Teen Girl Sells Sex. Teen Boy Serves as Bodyguard. Teen Boy Gets Arrested by Homeland Security for Child Sex-Trafficking

If convicted, the boy-an 18-year-old homeless refugee from Ghana-faces a mandatory minimum of 10 years in federal prison, with life imprisonment possible.


Edeme Missiadan/Facebook

Here's a good example out of El Paso about the way America's fight against "child sex trafficking" works in practice. The short of it: three teens got involved in prostitution. The two girls—one 15 and one 17—had sex with clients for money, and the boy, who is 18, rented the hotel room in his name and acted as security. Now he's locked up on child sex-trafficking charges.

Who can we thank for taking down this dangerous predator? Obviously, it couldn't be left up to local police to deal with such a clear threat to our national safety. No, the Department of Homeland Security, the FBI, the Texas Department of Public Safety, the El Paso Police Department, and the El Paso Child Exploitation Task Force all participated in the arrest of our "sex trafficker," Edeme Missiadan.

Missiadan and the two girls, who used the pseudonyms "Lexi" and "Natalia," are from Phoenix. One of the girls was dating Missiadan's brother. Police say the trio traveled down to El Paso—where cops found an escort ad for Lexi, who purported to be 21-years-old, on—on Tuesday, July 27. The next day, cops pretended to be a client and set up an appointment, then raided the girls' hotel room. After detaining the girls, they found Missiadan in a nearby courtyard.

Missiadan was booked on one federal count of child sex trafficking. Appearing before a judge on July 29, the teen—who came to the U.S. in 2007 as a refugee from Ghana and has since obtained citizenship—said he didn't understand what crime he had committed. One of the girls Missiadan was allegedly trafficking told police that she had planned to come to El Paso by herself to work, but Missiadan didn't want her to go "without protection."

This is the real tragedy of the way we're going after prostitution in America right now: literally anything that makes sex workers safer is considered to be sex trafficking. Bring along a bodyguard? He's a sex trafficker. Have a friend drive you to a client and wait outside? She's a sex trafficker. Use a booker or escort agency to screen clients? They're sex traffickers!

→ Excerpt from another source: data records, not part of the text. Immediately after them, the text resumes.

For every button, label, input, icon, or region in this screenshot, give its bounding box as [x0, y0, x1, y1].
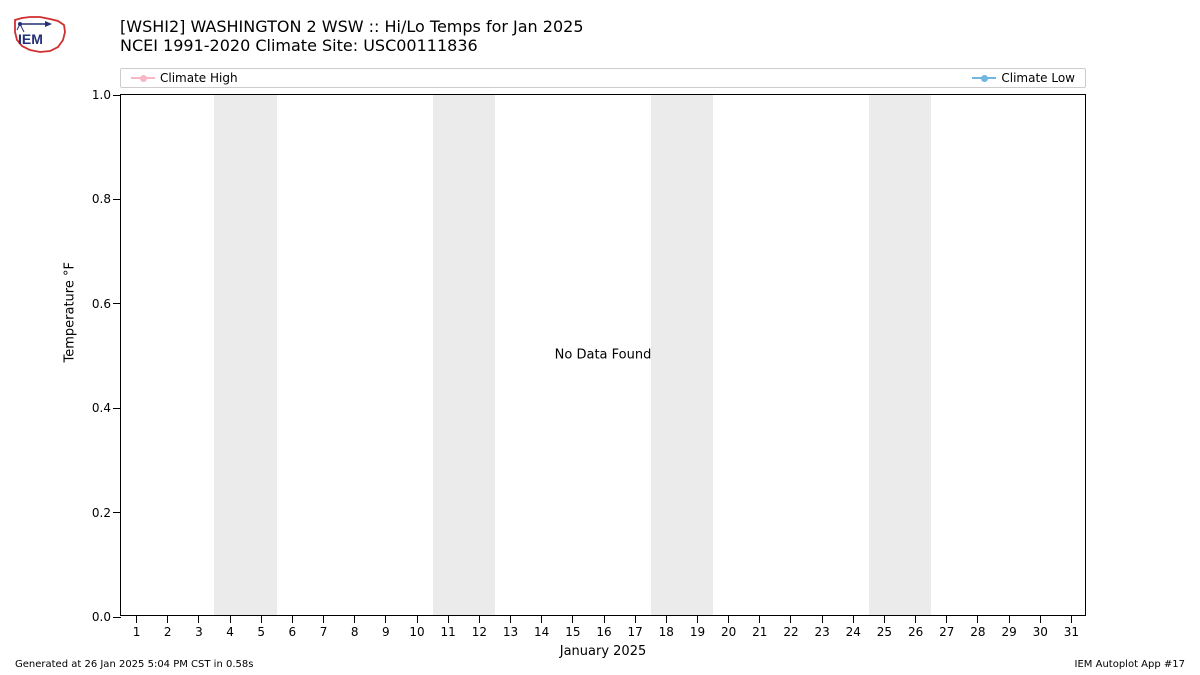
- x-tick-label: 23: [814, 625, 829, 639]
- x-tick-label: 24: [846, 625, 861, 639]
- chart-plot-area: No Data Found January 2025 0.00.20.40.60…: [120, 94, 1086, 616]
- x-tick-label: 21: [752, 625, 767, 639]
- x-tick: [790, 615, 791, 623]
- x-tick: [884, 615, 885, 623]
- x-tick-label: 27: [939, 625, 954, 639]
- x-tick-label: 11: [441, 625, 456, 639]
- iem-logo: IEM: [10, 12, 70, 57]
- weekend-band: [869, 95, 931, 615]
- x-tick-label: 18: [659, 625, 674, 639]
- x-tick-label: 7: [320, 625, 328, 639]
- title-line-2: NCEI 1991-2020 Climate Site: USC00111836: [120, 36, 584, 55]
- x-tick-label: 9: [382, 625, 390, 639]
- weekend-band: [433, 95, 495, 615]
- x-tick: [822, 615, 823, 623]
- x-tick-label: 29: [1001, 625, 1016, 639]
- y-tick: [113, 199, 121, 200]
- x-tick: [136, 615, 137, 623]
- chart-title: [WSHI2] WASHINGTON 2 WSW :: Hi/Lo Temps …: [120, 17, 584, 55]
- no-data-message: No Data Found: [555, 348, 652, 363]
- x-tick-label: 31: [1064, 625, 1079, 639]
- y-axis-label: Temperature °F: [63, 262, 78, 362]
- footer-generated-text: Generated at 26 Jan 2025 5:04 PM CST in …: [15, 659, 253, 670]
- y-tick-label: 0.4: [92, 401, 111, 415]
- x-tick: [417, 615, 418, 623]
- y-tick: [113, 512, 121, 513]
- x-tick-label: 5: [257, 625, 265, 639]
- y-tick-label: 0.0: [92, 610, 111, 624]
- x-tick-label: 12: [472, 625, 487, 639]
- y-tick-label: 0.6: [92, 297, 111, 311]
- x-tick: [354, 615, 355, 623]
- x-tick: [230, 615, 231, 623]
- y-tick: [113, 303, 121, 304]
- x-tick: [946, 615, 947, 623]
- x-tick-label: 30: [1033, 625, 1048, 639]
- legend-low-marker: [972, 72, 996, 84]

Search for clients via online ads instead of on the streets? The Internet is a sex trafficker! It's easy to see sex traffickers everywhere when you define all sex workers as victims.

But, but—these girls were under 18! some will point out, as if that means there must be someone to blame. People want someone to blame in situations like these. People hate the idea that innocent young things might actually choose to sell sex on their own accord. But some do. And de facto treating anyone who assists them in any way—including other teenagers—like a serious criminal doesn't help anyone. There are a lot of reasons why a young woman might start selling sex—poverty, pressure from a boyfriend, trouble at home, boredom, curiosity—but unless the reason is because-they-were-forced-to, it doesn't make any sense to "solve" the problem of underage prostitution by looking for anyone but the young woman to hold accountable.

If Missiadan is found guilty, he faces a mandatory minimum sentence of 10 years in federal prison, with life imprisonment possible.

A public defender tried to get Missiadan—who had been in foster care until he aged out recently, and was now homeless—placed in a halfway house pending his trial but a judge refused, denying him bail.